DESCRIPTION (provided by applicant): The ability to cross the cell membrane and gain access to the cell interior is a requirement for any therapeutic agent intended for an intracellula target. Proteins, peptides, and small interfering RNA (siRNA) represent some of the emerging/expanding classes of therapeutic agents. However, these biological molecules are generally membrane impermeable on their own and must be delivered to the proper intracellular locations. Cell-penetrating peptides (CPPs) are short peptides (usually <30 amino acids) that have the ability to penetrate the plasma membrane of eukaryotic cells without causing significant membrane damage. Many CPPs have been discovered and some have been used to deliver a wide variety of cargos into cells. A major limitation of previous CPPs is that they have poor overall delivery efficiency due to inefficient endosomal escape. A new family of cyclic CPPs, e.g., cyclo(F?RRRRQ) (where ? is 2-naphthylalanine), was recently discovered in this laboratory and found to escape from the endosome efficiently. The overall objective of this project is to elucidate the mechanisms of CPP uptake and endosomal escape and develop more potent CPPs as general transporters for intracellular delivery of biological active molecules. Specific Aim 1 is to synthesize and screen a focused cyclic peptide library to identify additional and potentially more active cyclic CPPs. Specific Aim 2 is to test the limits of what ca be delivered by the cyclic CPPs and determine the mechanism of CPP endosomal release as well as the factors that control the endosomal escape efficiency. Finally, Specific Aim 3 is to utilize the cyclic CPPs to design cell permeable inhibitors against intracellular proteins such as the oncoprotein Ras.

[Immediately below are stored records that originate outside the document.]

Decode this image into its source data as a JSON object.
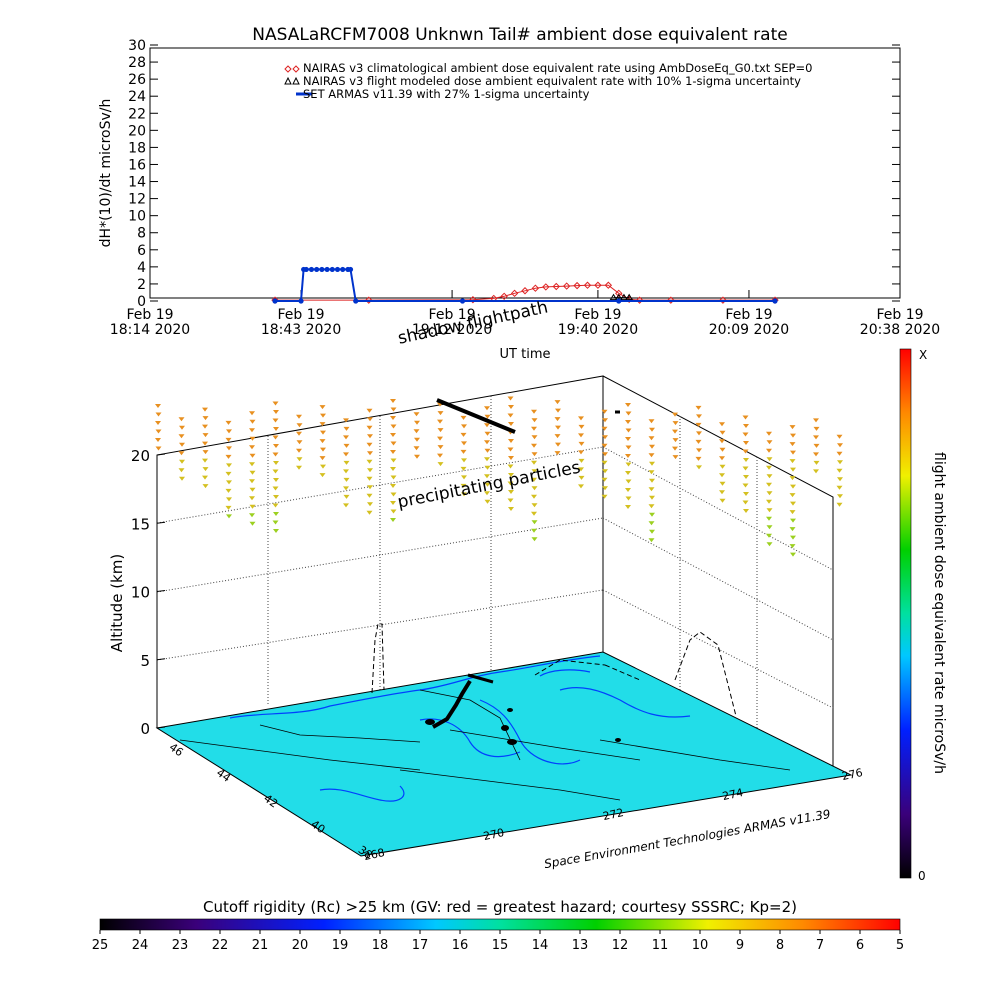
{
  "chart_data": [
    {
      "type": "line",
      "title": "NASALaRCFM7008  Unknwn Tail#  ambient dose equivalent rate",
      "xlabel": "UT time",
      "ylabel": "dH*(10)/dt microSv/h",
      "ylim": [
        0,
        30
      ],
      "yticks": [
        0,
        2,
        4,
        6,
        8,
        10,
        12,
        14,
        16,
        18,
        20,
        22,
        24,
        26,
        28,
        30
      ],
      "x_ticks": [
        {
          "line1": "Feb 19",
          "line2": "18:14 2020",
          "t": 0
        },
        {
          "line1": "Feb 19",
          "line2": "18:43 2020",
          "t": 29
        },
        {
          "line1": "Feb 19",
          "line2": "19:12 2020",
          "t": 58
        },
        {
          "line1": "Feb 19",
          "line2": "19:40 2020",
          "t": 86
        },
        {
          "line1": "Feb 19",
          "line2": "20:09 2020",
          "t": 115
        },
        {
          "line1": "Feb 19",
          "line2": "20:38 2020",
          "t": 144
        }
      ],
      "xlim": [
        0,
        144
      ],
      "legend_position": "top-right",
      "series": [
        {
          "name": "NAIRAS v3 climatological ambient dose equivalent rate using AmbDoseEq_G0.txt SEP=0",
          "color": "#dd2222",
          "marker": "diamond",
          "x": [
            24,
            42,
            62,
            66,
            68,
            70,
            72,
            74,
            76,
            78,
            80,
            82,
            84,
            86,
            88,
            90,
            92,
            94,
            100,
            110,
            120
          ],
          "y": [
            0.1,
            0.1,
            0.15,
            0.3,
            0.55,
            0.9,
            1.2,
            1.5,
            1.65,
            1.7,
            1.75,
            1.8,
            1.85,
            1.85,
            1.85,
            0.9,
            0.2,
            0.1,
            0.1,
            0.1,
            0.1
          ]
        },
        {
          "name": "NAIRAS v3 flight modeled dose ambient equivalent rate with 10% 1-sigma uncertainty",
          "color": "#000000",
          "marker": "triangle",
          "x": [
            89,
            90,
            91,
            92
          ],
          "y": [
            0.4,
            0.4,
            0.4,
            0.4
          ]
        },
        {
          "name": "SET ARMAS v11.39 with 27% 1-sigma uncertainty",
          "color": "#0033cc",
          "marker": "filled-circle",
          "x": [
            24,
            29,
            29.5,
            30,
            31,
            32,
            33,
            34,
            35,
            36,
            37,
            38,
            38.5,
            39.5,
            60,
            90,
            120
          ],
          "y": [
            0,
            0,
            3.7,
            3.7,
            3.7,
            3.7,
            3.7,
            3.7,
            3.7,
            3.7,
            3.7,
            3.7,
            3.7,
            0,
            0,
            0,
            0
          ]
        }
      ]
    },
    {
      "type": "scatter",
      "title": "",
      "zlabel": "Altitude (km)",
      "zticks": [
        0,
        5,
        10,
        15,
        20
      ],
      "lat_ticks": [
        38,
        40,
        42,
        44,
        46
      ],
      "lon_ticks": [
        268,
        270,
        272,
        274,
        276
      ],
      "credit": "Space Environment Technologies ARMAS v11.39",
      "annotations": [
        "shadow flightpath",
        "precipitating particles"
      ],
      "colorbar": {
        "label": "flight ambient dose equivalent rate microSv/h",
        "top_label": "X",
        "bottom_label": "0"
      }
    },
    {
      "type": "heatmap",
      "title": "Cutoff rigidity (Rc) >25 km (GV: red = greatest hazard; courtesy SSSRC; Kp=2)",
      "colorbar_ticks": [
        25,
        24,
        23,
        22,
        21,
        20,
        19,
        18,
        17,
        16,
        15,
        14,
        13,
        12,
        11,
        10,
        9,
        8,
        7,
        6,
        5
      ]
    }
  ]
}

描述（由申请人提供）：穿过细胞膜并进入细胞内部的能力是任何针对细胞内靶标的治疗剂的要求。蛋白质、肽和小干扰 RNA (siRNA) 代表了一些新兴/扩展的治疗剂类别。然而，这些生物分子本身通常是膜不可渗透的，必须被递送到适当的细胞内位置。细胞穿透肽 (CPP) 是短肽（通常<30 个氨基酸），能够穿透真核细胞的质膜而不造成明显的膜损伤。许多 CPP 已被发现，其中一些已被用于将各种货物输送到细胞中。先前 CPP 的一个主要限制是，由于内体逃逸效率低下，它们的整体递送效率较差。该实验室最近发现了一个新的环状 CPP 家族，例如环（F？RRRRQ）（其中？是 2-萘丙氨酸），并且发现它可以有效地从内体中逃逸。该项目的总体目标是阐明 CPP 摄取和内体逃逸的机制，并开发更有效的 CPP 作为生物活性分子细胞内递送的通用转运蛋白。具体目标 1 是合成和筛选重点环肽库，以识别其他且可能更具活性的环 CPP。具体目标 2 是测试环状 CPP 的递送极限，并确定 CPP 内体释放的机制以及控制内体逃逸效率的因素。最后，具体目标 3 是利用环状 CPP 设计针对细胞内蛋白（例如癌蛋白 Ras）的细胞渗透性抑制剂。